K. K. Darrow, a theoetical physicist at Bell Labs and secretary of the American Physical Society, offered his help in organizing the quantum mechanics conference. The two decided to emulate the success of the early Solvay Congresses, and they consulted with Léon Brillouin, who had some experience in that area. In turn, Brillouin suggested consulting Wolfgang Pauli, the recent Nobel medalist at the Institute for Advanced Study at Princeton.

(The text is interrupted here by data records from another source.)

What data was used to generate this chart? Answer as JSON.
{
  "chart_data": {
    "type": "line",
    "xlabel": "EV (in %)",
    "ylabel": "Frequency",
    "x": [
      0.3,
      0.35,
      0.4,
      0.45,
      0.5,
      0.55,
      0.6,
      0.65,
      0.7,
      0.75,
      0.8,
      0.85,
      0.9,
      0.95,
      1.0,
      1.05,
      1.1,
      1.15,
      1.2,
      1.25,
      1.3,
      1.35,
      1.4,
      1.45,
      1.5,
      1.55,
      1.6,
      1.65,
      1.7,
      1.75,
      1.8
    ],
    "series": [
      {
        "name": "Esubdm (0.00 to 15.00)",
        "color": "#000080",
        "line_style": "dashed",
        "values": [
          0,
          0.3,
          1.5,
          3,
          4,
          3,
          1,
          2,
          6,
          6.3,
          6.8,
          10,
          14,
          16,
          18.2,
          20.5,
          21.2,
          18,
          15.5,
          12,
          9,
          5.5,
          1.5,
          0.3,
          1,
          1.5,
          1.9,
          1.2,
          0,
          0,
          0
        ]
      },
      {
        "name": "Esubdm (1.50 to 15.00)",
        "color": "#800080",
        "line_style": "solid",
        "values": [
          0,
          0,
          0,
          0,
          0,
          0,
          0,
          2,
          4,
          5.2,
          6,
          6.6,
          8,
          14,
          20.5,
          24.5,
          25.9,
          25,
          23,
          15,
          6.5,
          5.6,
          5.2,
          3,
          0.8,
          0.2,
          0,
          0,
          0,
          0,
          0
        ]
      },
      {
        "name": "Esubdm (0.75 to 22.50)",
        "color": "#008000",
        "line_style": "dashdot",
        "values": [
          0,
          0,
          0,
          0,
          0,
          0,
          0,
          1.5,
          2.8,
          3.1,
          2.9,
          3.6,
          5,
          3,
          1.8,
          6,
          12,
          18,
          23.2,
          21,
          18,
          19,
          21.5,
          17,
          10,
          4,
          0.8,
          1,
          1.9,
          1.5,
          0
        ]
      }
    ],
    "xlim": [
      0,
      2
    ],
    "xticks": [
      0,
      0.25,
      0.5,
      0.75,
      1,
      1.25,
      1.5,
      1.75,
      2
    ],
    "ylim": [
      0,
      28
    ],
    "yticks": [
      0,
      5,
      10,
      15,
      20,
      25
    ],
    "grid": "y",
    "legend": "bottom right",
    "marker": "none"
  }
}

In January 1946, MacInnes, Darrow, Brillouin, and Pauli met in New York and exchanged letters. Pauli was enthusiastic about the topic, but he was primarily interested in bringing together the international physics community after the ordeal of the war. He suggested a large conference, including many older, foreign physicists, much to MacInnes' chagrin. With Jewett's encouragement, MacInnes asked Pauli for suggestions of "younger men" such as John Archibald Wheeler, explaining that the Rockefeller Foundation would support only a small conference. Pauli and Wheeler replied that MacInnes' conference might be merged with Niels Bohr's conference on Wave Mechanics in Denmark in 1947; they pointed out that the Niels Bohr Institute had close ties with the Rockefeller Foundation anyway. Darrow wrote to Wheeler that Bohr's conference was a poor replacement because it would draw few Americans. Finally, Shelter Island was explicitly an American conference.